Samstag, 21. März 2009

Blind Date

Rheda-Wiedenbrück. Ein kleines Hotel, in aller Abgeschiedenheit. Hinter verschlossenen Türen treffen sich zwei, die sich auf eine Art Blind Date eingelassen haben. Klar, man kennt sich aus der Bundesliga, von unzähligen Vergleichen zwischen Schalke und dem FC Bayern. Aber dass sich Clemens Tönnies und Oliver Kahn noch mal anlässlich einer Stellenausschreibung gegenübersitzen, schien undenkbar. Jetzt ist es aber so weit, und da Uli Köhler von Sat1 schwer davon ausgeht, dass die beiden sich auch beruflich finden werden, müssen wir uns jetzt damit auseinandersetzen. Kahn auf Schalke.
Schalke braucht einen starken Mann, der durchgreift und sich nicht in die sprichwörtliche Suppe spucken lässt. Kahn ist immer das gewesen, was ein Alpha-Tier genannt wird, der Boss, nicht nur auf, sondern auch neben dem Platz. Und fragt mal unverbindlich bei Thomas Brdaric, Andi Herzog oder Heiko Herrlich an, ob der Torwart-Titan ein zupackender Mensch ist. Natürlich wird sich Oliver Kahn anderer Mittel bedienen müssen, um den Laden bei Schalke am Laufen zu halten, aber der Wille zu einem ausgeprägten Durchsetzungsvermögen ist ihm nicht abzusprechen.

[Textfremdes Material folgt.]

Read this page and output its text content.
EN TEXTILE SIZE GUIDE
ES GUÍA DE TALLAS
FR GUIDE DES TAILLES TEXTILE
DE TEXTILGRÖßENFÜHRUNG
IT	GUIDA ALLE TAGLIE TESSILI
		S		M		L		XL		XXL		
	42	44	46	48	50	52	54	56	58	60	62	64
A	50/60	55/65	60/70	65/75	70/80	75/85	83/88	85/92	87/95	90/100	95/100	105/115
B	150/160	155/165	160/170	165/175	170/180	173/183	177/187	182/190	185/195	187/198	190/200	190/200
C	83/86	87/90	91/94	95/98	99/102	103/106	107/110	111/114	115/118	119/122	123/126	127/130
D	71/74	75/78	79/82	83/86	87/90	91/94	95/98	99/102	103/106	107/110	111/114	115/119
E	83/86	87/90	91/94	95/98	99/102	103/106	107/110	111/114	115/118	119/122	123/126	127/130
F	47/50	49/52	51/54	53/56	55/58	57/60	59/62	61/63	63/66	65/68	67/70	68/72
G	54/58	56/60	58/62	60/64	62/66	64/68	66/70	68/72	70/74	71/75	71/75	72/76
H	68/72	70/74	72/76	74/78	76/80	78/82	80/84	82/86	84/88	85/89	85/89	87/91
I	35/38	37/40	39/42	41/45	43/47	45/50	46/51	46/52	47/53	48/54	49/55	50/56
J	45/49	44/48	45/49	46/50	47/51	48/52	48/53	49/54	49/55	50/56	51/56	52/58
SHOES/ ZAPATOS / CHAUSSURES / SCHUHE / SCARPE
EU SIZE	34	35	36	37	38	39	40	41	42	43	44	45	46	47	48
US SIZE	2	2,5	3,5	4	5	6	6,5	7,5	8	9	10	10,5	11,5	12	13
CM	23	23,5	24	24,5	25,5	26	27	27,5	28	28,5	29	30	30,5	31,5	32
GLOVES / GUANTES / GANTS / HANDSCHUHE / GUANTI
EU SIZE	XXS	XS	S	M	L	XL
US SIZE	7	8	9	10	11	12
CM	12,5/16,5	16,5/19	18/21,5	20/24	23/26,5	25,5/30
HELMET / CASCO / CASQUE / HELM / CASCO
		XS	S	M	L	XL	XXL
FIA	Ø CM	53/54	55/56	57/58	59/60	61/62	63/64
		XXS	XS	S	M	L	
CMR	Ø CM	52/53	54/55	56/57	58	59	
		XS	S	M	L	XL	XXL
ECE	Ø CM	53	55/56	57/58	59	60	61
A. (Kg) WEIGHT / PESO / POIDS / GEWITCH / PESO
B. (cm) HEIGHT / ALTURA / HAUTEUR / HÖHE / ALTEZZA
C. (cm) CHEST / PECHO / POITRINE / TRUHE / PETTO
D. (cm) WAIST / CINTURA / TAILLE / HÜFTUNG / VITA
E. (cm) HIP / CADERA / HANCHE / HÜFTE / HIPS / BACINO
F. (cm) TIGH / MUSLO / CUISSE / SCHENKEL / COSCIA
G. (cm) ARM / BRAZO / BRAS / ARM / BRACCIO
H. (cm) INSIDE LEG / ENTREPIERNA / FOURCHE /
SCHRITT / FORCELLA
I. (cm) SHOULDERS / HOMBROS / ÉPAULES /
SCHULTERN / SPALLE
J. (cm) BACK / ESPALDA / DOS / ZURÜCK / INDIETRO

Der Manager des FC Schalke braucht auch eine gute Außendarstellung. Nun ja, Oliver Kahn hatte legendäre Auftritte vor der Kamera, wirkte als Experte im ZDF aber oft hölzern und seltsam angestrengt. Ihm gehen der Charme eines Oliver Bierhoff, die Versicherungsvertreter-Mentalität eines Jürgen Klinsmann und die Originalität eines Otto Rehhagel ab. Kahn ist sachlich, aber kein Plauderer. Die Frage ist, ob neben Tönnies und Schnusenberg nicht gerade ein Plauderer ein Gegenwicht bilden muss, oder ob ein dritter Plauderer dann doch zu viel wäre. Kahns Art der Kommunikation kann also einen Vorteil oder einen Nachteil darstellen. Jedenfalls wäre er der interessanteste Ansprechpartner für die Medien und würde die Außendarstellung zunächst in einen Kanal, nämlich seinen, leiten. Das kann für Babylon 04 auf keinen Fall verkehrt sein.

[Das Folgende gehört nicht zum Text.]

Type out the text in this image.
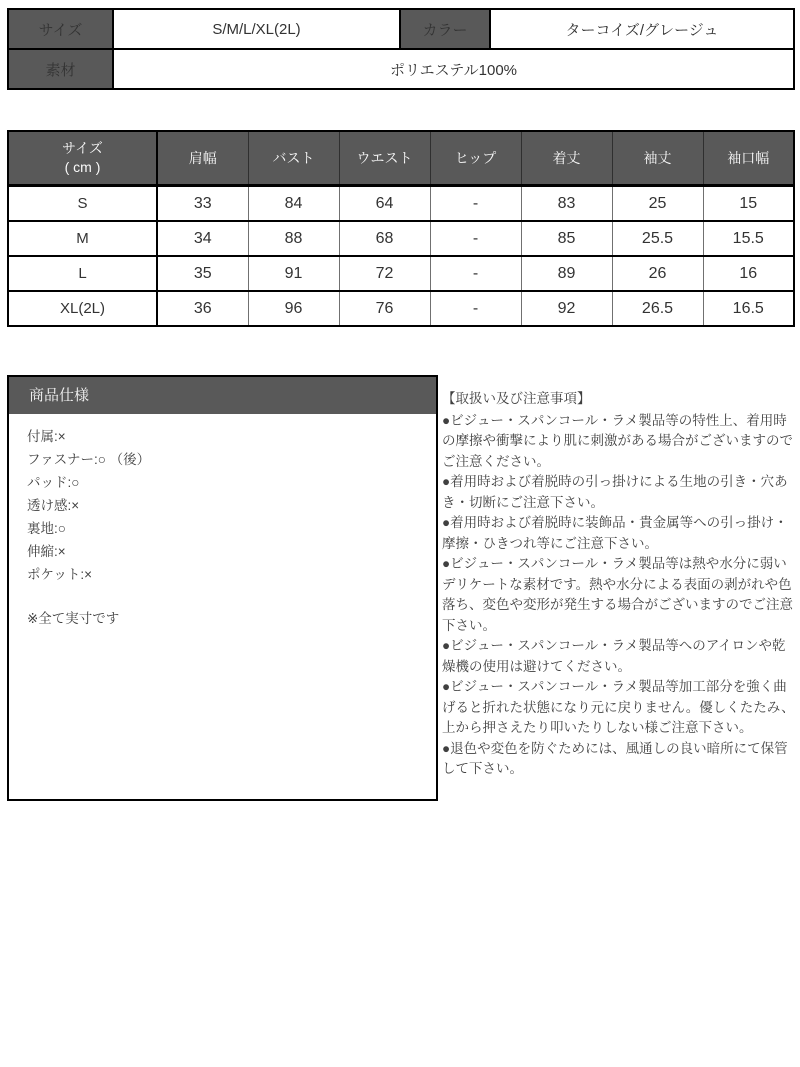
サイズ	S/M/L/XL(2L)	カラー	ターコイズ/グレージュ
素材	ポリエステル100%		
サイズ
( cm )	肩幅	バスト	ウエスト	ヒップ	着丈	袖丈	袖口幅
S	33	84	64	-	83	25	15
M	34	88	68	-	85	25.5	15.5
L	35	91	72	-	89	26	16
XL(2L)	36	96	76	-	92	26.5	16.5
商品仕様
付属:×
ファスナー:○ （後）
パッド:○
透け感:×
裏地:○
伸縮:×
ポケット:×
※全て実寸です

【取扱い及び注意事項】

●ビジュー・スパンコール・ラメ製品等の特性上、着用時の摩擦や衝撃により肌に刺激がある場合がございますのでご注意ください。

●着用時および着脱時の引っ掛けによる生地の引き・穴あき・切断にご注意下さい。

●着用時および着脱時に装飾品・貴金属等への引っ掛け・摩擦・ひきつれ等にご注意下さい。

●ビジュー・スパンコール・ラメ製品等は熱や水分に弱いデリケートな素材です。熱や水分による表面の剥がれや色落ち、変色や変形が発生する場合がございますのでご注意下さい。

●ビジュー・スパンコール・ラメ製品等へのアイロンや乾燥機の使用は避けてください。

●ビジュー・スパンコール・ラメ製品等加工部分を強く曲げると折れた状態になり元に戻りません。優しくたたみ、上から押さえたり叩いたりしない様ご注意下さい。

●退色や変色を防ぐためには、風通しの良い暗所にて保管して下さい。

Andi Müller wurde vor allem wegen seiner Fehleinkäufe gefeuert. Kahn muss sich, um nicht in Erklärungsnöte zu geraten, auf dem Transfermarkt beweisen und Knaller liefern. Entweder Weltstars oder erstklassige Nachwuchs-Kicker können nur das Anforderungsprofil sein. Rutten wird, wenn er denn dann noch Trainer ist, den Blick nach Holland richten um noch ein paar Engelaars zu verpflichten. Kahns Jagdrevier sehe ich eher in der Bundesliga, er hat ja noch nie fußballerisch einen Fuß ins Ausland gesetzt. Ansonsten gilt er eher als England-affin, alte Seilschaften (z. B. Elber) könnten seinen Blick zudem nach Südamerika lenken. Das Ergebnis könnte die selbe Transferpolitik bedeuten, die Schalke bisher gefahren ist  und die Fans dürfen sich über Vicente Sanchez, Peter Lövenkrands und Orlando Engelaar 2.0 freuen.

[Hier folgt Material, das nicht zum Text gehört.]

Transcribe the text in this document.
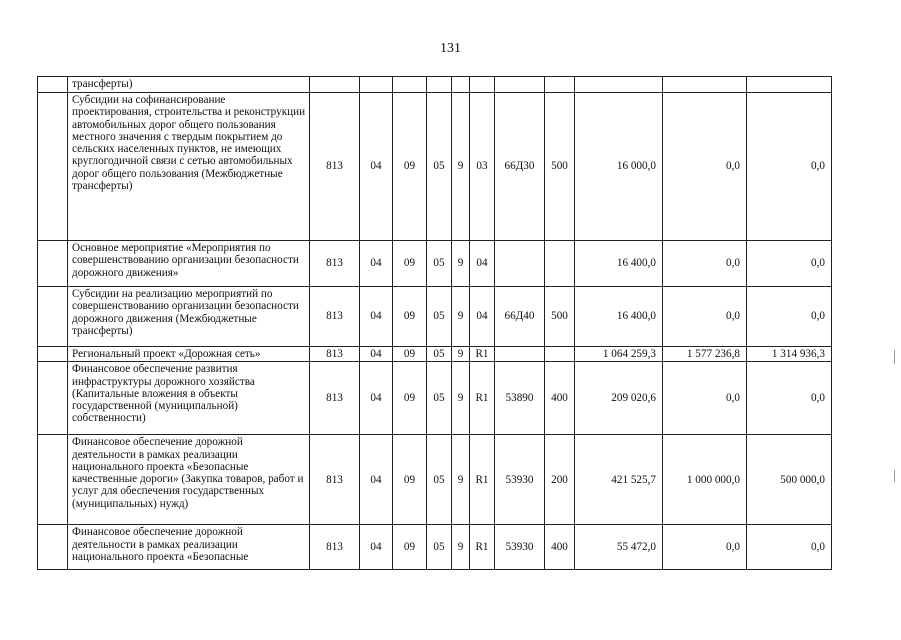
131
	трансферты)											
	Субсидии на софинансирование проектирования, строительства и реконструкции автомобильных дорог общего пользования местного значения с твердым покрытием до сельских населенных пунктов, не имеющих круглогодичной связи с сетью автомобильных дорог общего пользования (Межбюджетные трансферты)	813	04	09	05	9	03	66Д30	500	16 000,0	0,0	0,0
	Основное мероприятие «Мероприятия по совершенствованию организации безопасности дорожного движения»	813	04	09	05	9	04			16 400,0	0,0	0,0
	Субсидии на реализацию мероприятий по совершенствованию организации безопасности дорожного движения (Межбюджетные трансферты)	813	04	09	05	9	04	66Д40	500	16 400,0	0,0	0,0
	Региональный проект «Дорожная сеть»	813	04	09	05	9	R1			1 064 259,3	1 577 236,8	1 314 936,3
	Финансовое обеспечение развития инфраструктуры дорожного хозяйства (Капитальные вложения в объекты государственной (муниципальной) собственности)	813	04	09	05	9	R1	53890	400	209 020,6	0,0	0,0
	Финансовое обеспечение дорожной деятельности в рамках реализации национального проекта «Безопасные качественные дороги» (Закупка товаров, работ и услуг для обеспечения государственных (муниципальных) нужд)	813	04	09	05	9	R1	53930	200	421 525,7	1 000 000,0	500 000,0
	Финансовое обеспечение дорожной деятельности в рамках реализации национального проекта «Безопасные	813	04	09	05	9	R1	53930	400	55 472,0	0,0	0,0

Andi Müller (und der verschonte Rutten) wurden vor allem von den Fans hingerichtet. Dass Schalke auch oder gerade bei den Anhängern beliebte Leute entlässt, haben wir beim Fall Rangnick und dessen Ehrenrunde gesehen. Gefährdeter sind aber natürlich diejenigen, die der Mob als Sündenböcke auserkoren hat. Kahn darf sich keine Illusionen machen, dass er irgendwelche Vorschusslorbeeren bekommen wird. Er wird vom ersten Tag an auf dem Prüfstand stehen. Das klingt nach immenser Bürde, bedenkt man aber, dass King Kahn als Spieler immer wieder erklärt hat, dass er es liebt, wenn das ganze Stadion gegen ihn ist, und dass ihn nichts anderes mehr motivieren kann, wäre die Veltins-Arena die erste Adresse. Es wäre, so krank es klingt, irgendwie schlüssig, dass sich Kahn ausgerechnet Schalke aussucht. Fraglich ist, ob die obligatorischen Bananen im Fall des Misserfolgs auch auf die Ehrentribüne fliegen. Oder der ehemalige Welttorhüter beweist Humor, und spendiert zum ersten Heimspiel 60.000 Chiquita-Bananen und bei jedem Tor werden Affenlaute eingespielt. Alles denkbar in diesen Zeiten.
Die mangelnde Erfahrung dürfte keine große Rolle spielen, die Rolle des Lehrlings dürfte Kahn gerade in der Anfangszeit sogar vor allzu harscher Kritik schützen. Müller war lange in die Lehre gegangen und hat letztlich versagt und ein Horst Heldt hat in Stuttgart einen Kaltstart hingelegt und sich binnen kürzester Zeit etabliert. Es wird wohl eher auf den Manager-Typ Kahn ankommen.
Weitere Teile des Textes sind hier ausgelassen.